Making beautiful plots in Python (plus a shameless book plug!)

written in python, ggplot2

When I transitioned over to working primarily in Python from R, one of the things that I missed was ggplot2. For me, the plots in ggplot2 look so much nicer and the syntax is more intuitive compared to matplotlib. Happily, last year I discovered that Hassan Kibirige has made a comprehensive port of ggplot2 to Python called plotnine. Although Hassan is still developing the package, I’ve found that the port is fairly complete and there is not much I’m unable to do in plotnine that I could do in the original ggplot2.

In fact, the port is so good that Mauricio and I have written a technical book about how to get the most out of plotnine. This book is an adaptation of our popular The Hitchhiker’s Guide to Ggplot2, but written entirely in Python using the plotnine package, and it’s (very originally) called The Hitchhiker’s Guide to Plotnine. Like in the original ggplot2 book, we’ve written chapters on a wide range of graphs, from line and bar graphs, scatterplots and boxplots, through to histograms, linear regression graphs and LOWESS plots. Using plotnine, we have been able to recreate graphs that are very true to the original ggplot2 style and degree of customisation.

For example, you can create charts like the density plot below, with customisation on the fonts, fill, background layout and legend.

You can also use plotnine to recreate the styles of other publications.
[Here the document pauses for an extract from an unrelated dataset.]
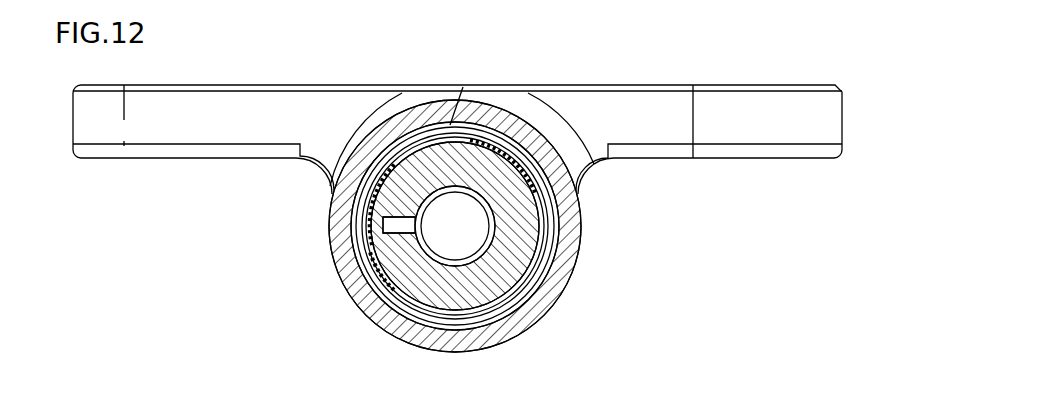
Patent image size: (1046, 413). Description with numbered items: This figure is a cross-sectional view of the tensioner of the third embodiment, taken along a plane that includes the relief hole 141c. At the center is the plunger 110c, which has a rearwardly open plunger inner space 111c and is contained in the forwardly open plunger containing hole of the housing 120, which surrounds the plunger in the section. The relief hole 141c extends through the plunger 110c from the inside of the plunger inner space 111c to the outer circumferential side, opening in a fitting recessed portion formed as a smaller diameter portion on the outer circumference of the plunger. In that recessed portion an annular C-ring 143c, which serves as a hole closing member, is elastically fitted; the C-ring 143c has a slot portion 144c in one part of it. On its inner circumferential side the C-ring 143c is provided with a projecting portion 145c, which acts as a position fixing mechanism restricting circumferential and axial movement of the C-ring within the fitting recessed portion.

For example, this weighted scatterplot was created in the style of fivethirtyeight.

We’ve been able to recreate the XKCD style plots we made for our previous book, entirely in plotnine.
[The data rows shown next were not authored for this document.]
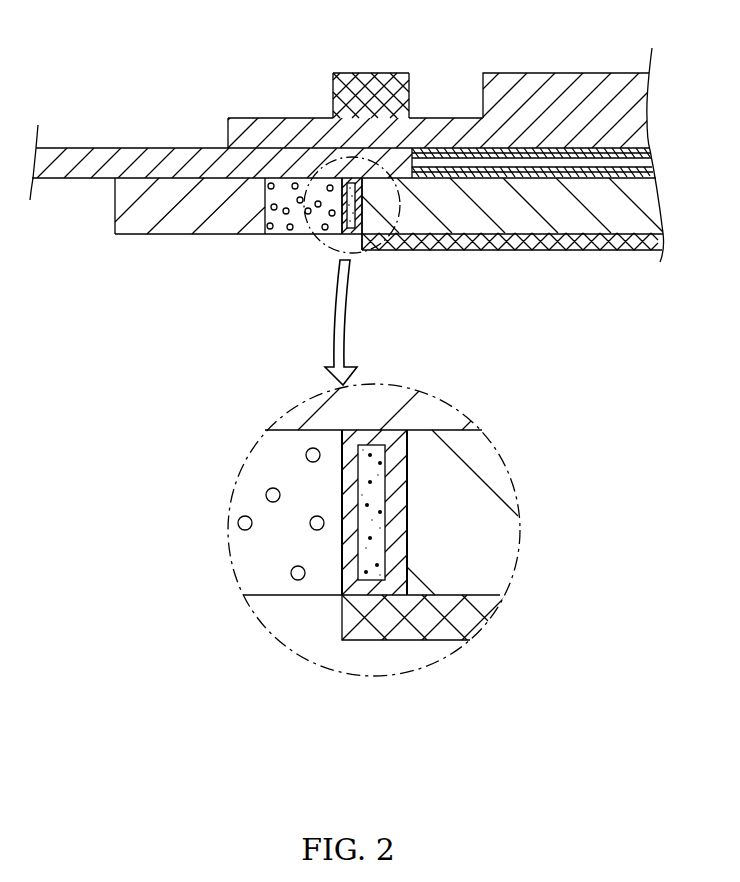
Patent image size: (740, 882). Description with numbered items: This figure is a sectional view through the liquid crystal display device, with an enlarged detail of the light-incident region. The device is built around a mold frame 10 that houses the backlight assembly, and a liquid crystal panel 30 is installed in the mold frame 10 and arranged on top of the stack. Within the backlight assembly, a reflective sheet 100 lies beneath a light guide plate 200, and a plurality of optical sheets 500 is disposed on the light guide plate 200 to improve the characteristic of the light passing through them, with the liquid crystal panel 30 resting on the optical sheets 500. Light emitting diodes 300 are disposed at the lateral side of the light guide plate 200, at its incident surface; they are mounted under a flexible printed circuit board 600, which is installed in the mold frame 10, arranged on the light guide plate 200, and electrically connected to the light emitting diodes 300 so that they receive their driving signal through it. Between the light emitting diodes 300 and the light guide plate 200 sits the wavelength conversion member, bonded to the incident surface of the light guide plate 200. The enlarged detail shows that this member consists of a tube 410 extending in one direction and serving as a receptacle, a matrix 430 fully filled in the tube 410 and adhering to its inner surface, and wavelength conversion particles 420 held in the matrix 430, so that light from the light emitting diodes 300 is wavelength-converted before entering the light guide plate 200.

The mold frame 10 is at (150, 220).
The liquid crystal panel 30 is at (562, 90).
The reflective sheet 100 is at (440, 240).
The light guide plate 200 is at (500, 220).
The light emitting diodes 300 is at (285, 228).
The tube 410 is at (395, 523).
The wavelength conversion particles 420 is at (382, 463).
The matrix 430 is at (370, 490).
The optical sheets 500 is at (565, 170).
The flexible printed circuit board 600 is at (158, 160).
plotnine also allows you to go beyond simpler plots like bar and scatterplots, and create more advanced statistical visualisations. In the plot below, you can see we’ve combined the capabilities of the scipy package with plotnine to chart some probability density functions.

The package also includes the useful faceting functions that are used in ggplot2, so you can create subplots like the one below.

Hassan has made the syntax of plotnine as close to that of ggplot2 as possible, so the overall experience is quite intuitive for someone who is familiar with using ggplot2. For example, in order to create a histogram with a customised title and axis labels, as in the code below, you can see that you use the same ggplot() and geom_histogram() functions to create the plot that you would use in R. You can also see that, like in R, you can specify the metric used by the histogram, its binwidth, and the spacing of the x-axis, although you can see we’ve used numpys arange function to create the breaks rather than the seq function you might use in R. Finally, plotnine uses the same ggtitle, xlab and ylab functions to allow you to label your title and your axes.

p7 = (
  ggplot(diamonds, aes("price")) 
  + geom_histogram(aes(y="..count.."), binwidth=500) 
  + scale_x_continuous(breaks=np.arange(0, 22500, 2500)) 
  + ggtitle("Price of diamonds by carat") 
  + xlab("Price of diamond (US$)") 
  + ylab("Frequency of price")
     )
p7

Overall, I really recommend plotnine as an alternative to matplotlib in Python, especially for when you need to create presentation-ready charts. Our book is available on Leanpub, should you need some extra help learning how to use the package or want to push your charts to the next level. Finally, I want to give a huge thanks to Hassan for all of his hard work in building and maintaining this wonderful implementation of ggplot2 in Python!